İlk Buluşma...( BÖLÜM 8)

152K 7K 410
                                    

Lanet trafik.

Zaten evden koşturarak çıkmıştı şimdi birde trafiğe sıkışmıştı. İşten erken izin alıp çıkmış, çıkarken Tuğçe'nin tembihlerine bir kere daha maruz kalmıştı.

"Hı hı. Tamam. Evet. Oldu" diyerek asansörün kapısına kadar koşar adım uzaklaşmış ancak Tuğçe asansörün kapısı kapanana kadar bir yığın istek ve önerisini sıralamayı sürdürmüştü.

Sanki konsere giden Elif değil de Tuğçe idi. Bu kız Brezilya aşk dizilerinde baş rol oynasa kesin dünya çapında prim yapardı.

Elif alelacele eve gelmiş duşa girmiş, çıkınca saçlarını kurulayıp iç çamaşırı çekmecesini karıştırmış daha sonra kendine inanamayarak başını sallamış eline ilk geçen takımı almış üstüne geçirmişti. Hep böyle şeyleri kafasına Tuğçe sokuyordu. Sanki seksi bir iç çamaşırı giyse ne olacaktı ki. Erkek arkadaşlarıyla öpüşmekten ileriye gitmemişti bu yaşa kadar. Her şeyi sınırında ve dozunda yaşamayı severdi. Her şey olması gerektiği kadardı hayatında. Aşırılıklara, sivrilmiş uçlara alışkın değildi. Bu hem iş hayatı, sosyal hayatı hem de aşk hayatı için böyleydi.

Gardırobunu açtığında bu haftayı aylak aylak geçirdiği için kendine kızdı. En azından Tuğçe'yi bu konuda dinleyip kendine bu gece için bir şeyler alabilirdi. 

Esra'nın dediği gibi salaş beyaz bir bluz aldı eline. Altına bilekte biten siyah taşlanmış hafif yırtık bir kot iyi olabilirdi. Bluzunun üzerine ise çekmecesinden birkaç gümüş ince kolye çıkarıp taktı.

Peki ya saçları hala pırasa gibi sallanıyor uçlarından sular halıya damlıyordu.

"Bu sıkıntı işte" diye ofladı.

Banyoya geçip eline kurutma makinesini aldı saçlarını iri bir fön fırçasıyla elinden geldiğince yatıştırarak kurutmaya çalıştı. Zaten düz olan saçları için bu çok da zor olmamıştı. Kurutma işini bitirince çekmecesinden aldığı bir lastik toka ile saçlarını iyice geriye doğru fırçalayıp topladı. Bu yüzüne gergin bir ifade verdi. Cadı gibi kabarık saçları toparlanmış gözüküyordu.
İki küçük parlak taş küpeyi kulaklarına takıp makyaj masasının başına geçti. Ne demişti Esra hafif bir makyaj. Buna kesinlikle katılıyordu Elif, hafif bir makyaj yeterliydi. Rimel, ince bir pudra, parlaklık veren elmacıklarına allık ve toz pembe pırıltılı likit ruj ile gayet doğal görünüyordu.
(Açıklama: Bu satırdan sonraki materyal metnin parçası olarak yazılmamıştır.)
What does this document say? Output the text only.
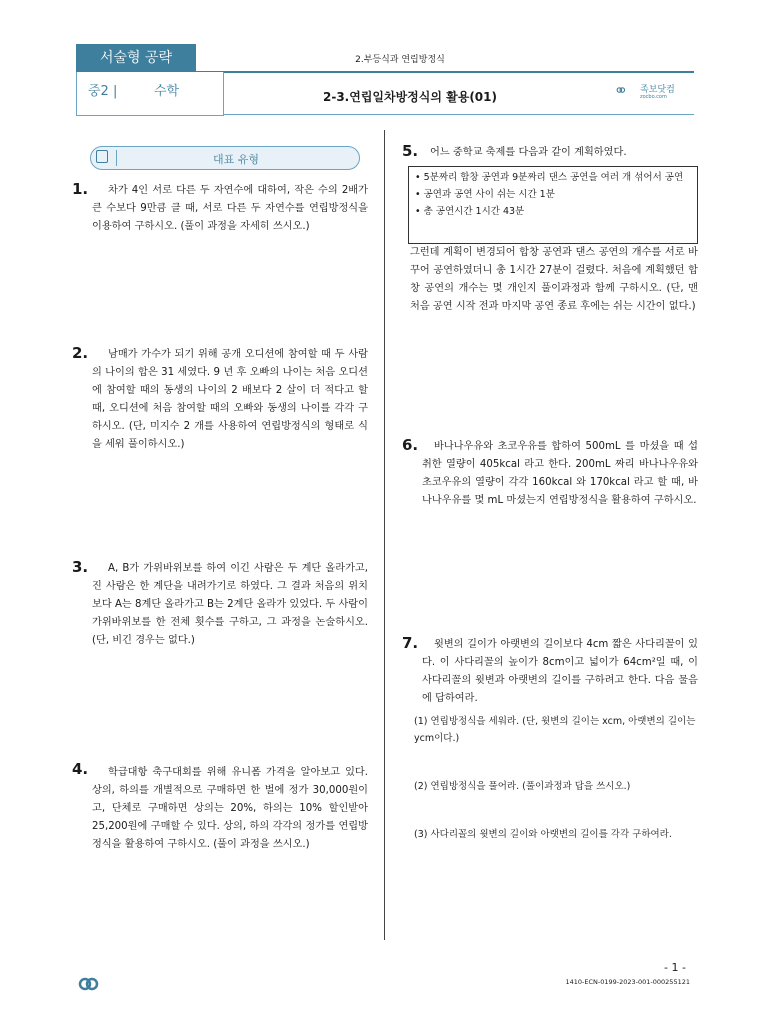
서술형 공략
중2 |	수학
2.부등식과 연립방정식
2-3.연립일차방정식의 활용(01)	족보닷컴
zocbo.com
대표 유형
1.	차가 4인 서로 다른 두 자연수에 대하여, 작은 수의 2배가 큰 수보다 9만큼 클 때, 서로 다른 두 자연수를 연립방정식을 이용하여 구하시오. (풀이 과정을 자세히 쓰시오.)
2.	남매가 가수가 되기 위해 공개 오디션에 참여할 때 두 사람의 나이의 합은 31 세였다. 9 년 후 오빠의 나이는 처음 오디션에 참여할 때의 동생의 나이의 2 배보다 2 살이 더 적다고 할 때, 오디션에 처음 참여할 때의 오빠와 동생의 나이를 각각 구하시오. (단, 미지수 2 개를 사용하여 연립방정식의 형태로 식을 세워 풀이하시오.)
3.	A, B가 가위바위보를 하여 이긴 사람은 두 계단 올라가고, 진 사람은 한 계단을 내려가기로 하였다. 그 결과 처음의 위치보다 A는 8계단 올라가고 B는 2계단 올라가 있었다. 두 사람이 가위바위보를 한 전체 횟수를 구하고, 그 과정을 논술하시오.(단, 비긴 경우는 없다.)
4.	학급대항 축구대회를 위해 유니폼 가격을 알아보고 있다. 상의, 하의를 개별적으로 구매하면 한 벌에 정가 30,000원이고, 단체로 구매하면 상의는 20%, 하의는 10% 할인받아 25,200원에 구매할 수 있다. 상의, 하의 각각의 정가를 연립방정식을 활용하여 구하시오. (풀이 과정을 쓰시오.)
5. 어느 중학교 축제를 다음과 같이 계획하였다.

• 5분짜리 합창 공연과 9분짜리 댄스 공연을 여러 개 섞어서 공연

• 공연과 공연 사이 쉬는 시간 1분

• 총 공연시간 1시간 43분

그런데 계획이 변경되어 합창 공연과 댄스 공연의 개수를 서로 바꾸어 공연하였더니 총 1시간 27분이 걸렸다. 처음에 계획했던 합창 공연의 개수는 몇 개인지 풀이과정과 함께 구하시오. (단, 맨 처음 공연 시작 전과 마지막 공연 종료 후에는 쉬는 시간이 없다.)
6.	바나나우유와 초코우유를 합하여 500mL 를 마셨을 때 섭취한 열량이 405kcal 라고 한다. 200mL 짜리 바나나우유와 초코우유의 열량이 각각 160kcal 와 170kcal 라고 할 때, 바나나우유를 몇 mL 마셨는지 연립방정식을 활용하여 구하시오.
7.	윗변의 길이가 아랫변의 길이보다 4cm 짧은 사다리꼴이 있다. 이 사다리꼴의 높이가 8cm이고 넓이가 64cm²일 때, 이 사다리꼴의 윗변과 아랫변의 길이를 구하려고 한다. 다음 물음에 답하여라.
(1) 연립방정식을 세워라. (단, 윗변의 길이는 xcm, 아랫변의 길이는 ycm이다.)
(2) 연립방정식을 풀어라. (풀이과정과 답을 쓰시오.)
(3) 사다리꼴의 윗변의 길이와 아랫변의 길이를 각각 구하여라.
- 1 -
1410-ECN-0199-2023-001-000255121
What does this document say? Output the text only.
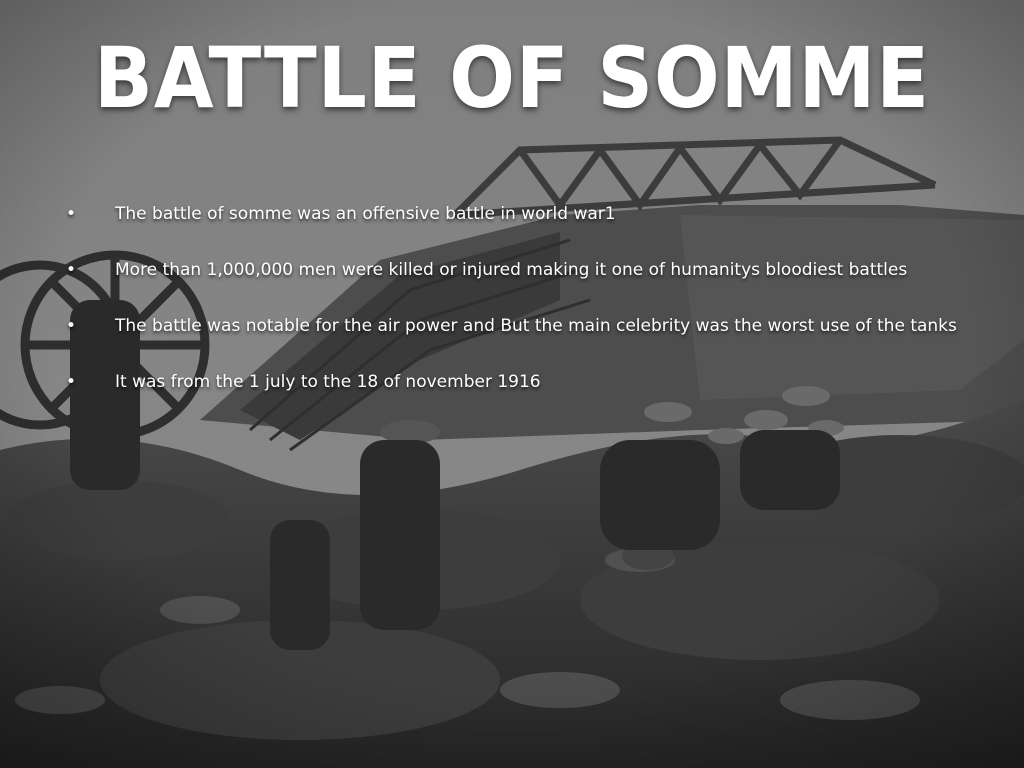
BATTLE OF SOMME
• The battle of somme was an offensive battle in world war1
• More than 1,000,000 men were killed or injured making it one of humanitys bloodiest battles
• The battle was notable for the air power and But the main celebrity was the worst use of the tanks
• It was from the 1 july to the 18 of november 1916
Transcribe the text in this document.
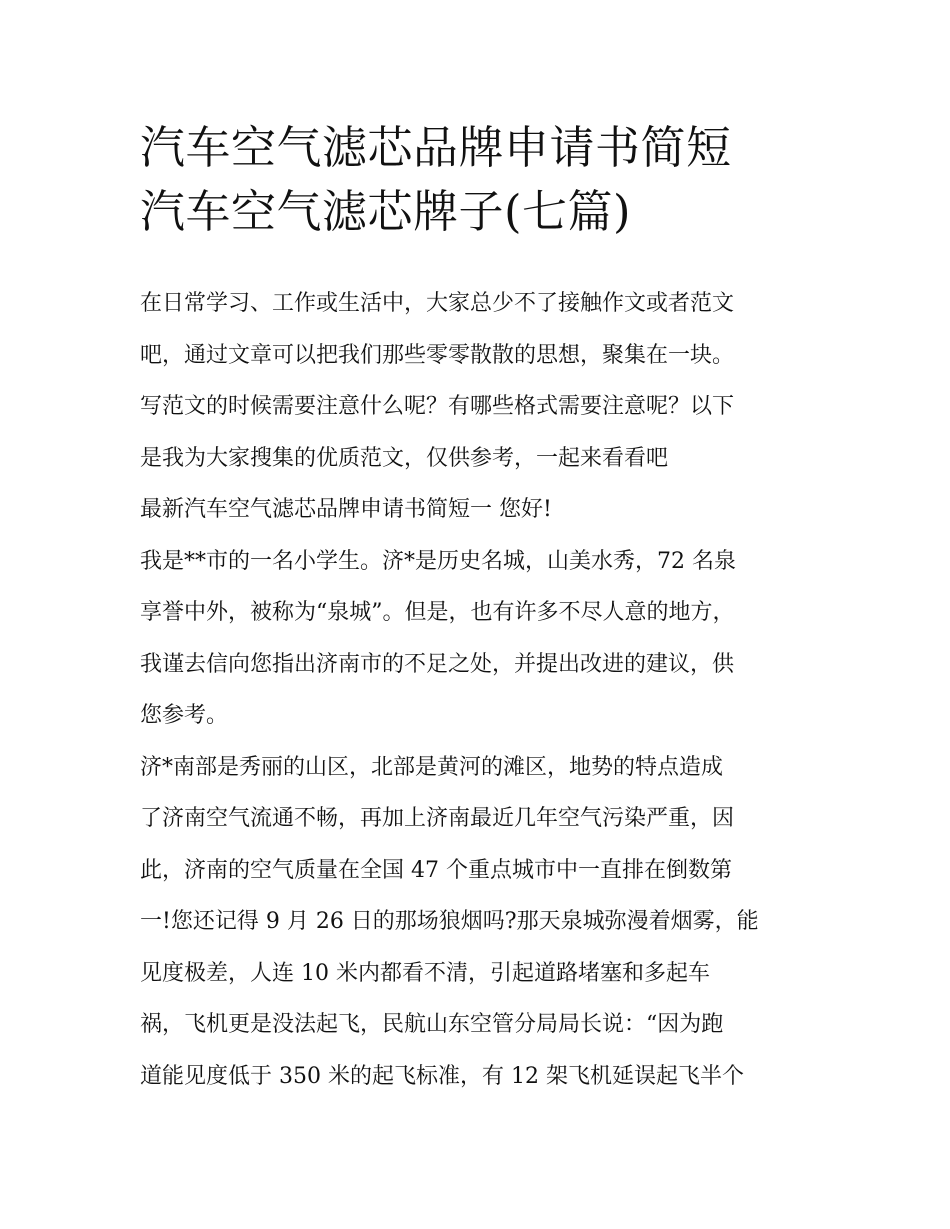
汽车空气滤芯品牌申请书简短
汽车空气滤芯牌子(七篇)
在日常学习、工作或生活中，大家总少不了接触作文或者范文
吧，通过文章可以把我们那些零零散散的思想，聚集在一块。
写范文的时候需要注意什么呢？有哪些格式需要注意呢？以下
是我为大家搜集的优质范文，仅供参考，一起来看看吧
最新汽车空气滤芯品牌申请书简短一 您好!
我是**市的一名小学生。济*是历史名城，山美水秀，72 名泉
享誉中外，被称为“泉城”。但是，也有许多不尽人意的地方，
我谨去信向您指出济南市的不足之处，并提出改进的建议，供
您参考。
济*南部是秀丽的山区，北部是黄河的滩区，地势的特点造成
了济南空气流通不畅，再加上济南最近几年空气污染严重，因
此，济南的空气质量在全国 47 个重点城市中一直排在倒数第
一!您还记得 9 月 26 日的那场狼烟吗?那天泉城弥漫着烟雾，能
见度极差，人连 10 米内都看不清，引起道路堵塞和多起车
祸，飞机更是没法起飞，民航山东空管分局局长说：“因为跑
道能见度低于 350 米的起飞标准，有 12 架飞机延误起飞半个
Memnun bir şekilde masadan kalkıp, eline siyah küçük spor bir çanta, ayağına bileğine kadar uzanan şeritli topuklu siyah ayakkabılarını geçirdi. Üzeri için ise kısa deri ceketini aldı ancak giymek yerine yanına alacaktı, hava yeterince sıcaktı ve zaten Elif heyecandan da bir kat daha fazla sıcak hissediyordu.

Trafikte beklerken saatine baktığında 19:58 olduğunu gördü. Konsere yarım saat vardı ama içini kemiren soru kafasının içerisinde hız kesmeden dönüp duruyordu.  Dağhan gelecek miydi? 

Ya gelmezse...

En kötü Tuğçe'yi ararım bende diye düşünüp omuzunu silkti.

Konser alanının önüne gelince bahçede ki geniş otoparka arabasını park etti. Etraf oldukça kalabalıktı. Zaten bir Ayla Algan konserinin boş geçmesi de düşünülemez diye geçirdi aklından.

Aman Allahım gerçekten de az sonra Ayla Algan konserine katılacaktı. Buna inanamıyordu. Ama yine de hissetmesi gereken heyecanın onda birini bile hissedemiyor gibiydi. Aklı Bay Rica Ederime takılıp kalmıştı. 

Gelecek miydi? 

Gelmiş miydi?

Onu ilk gördüğün de ne söylemesi gerekiyordu?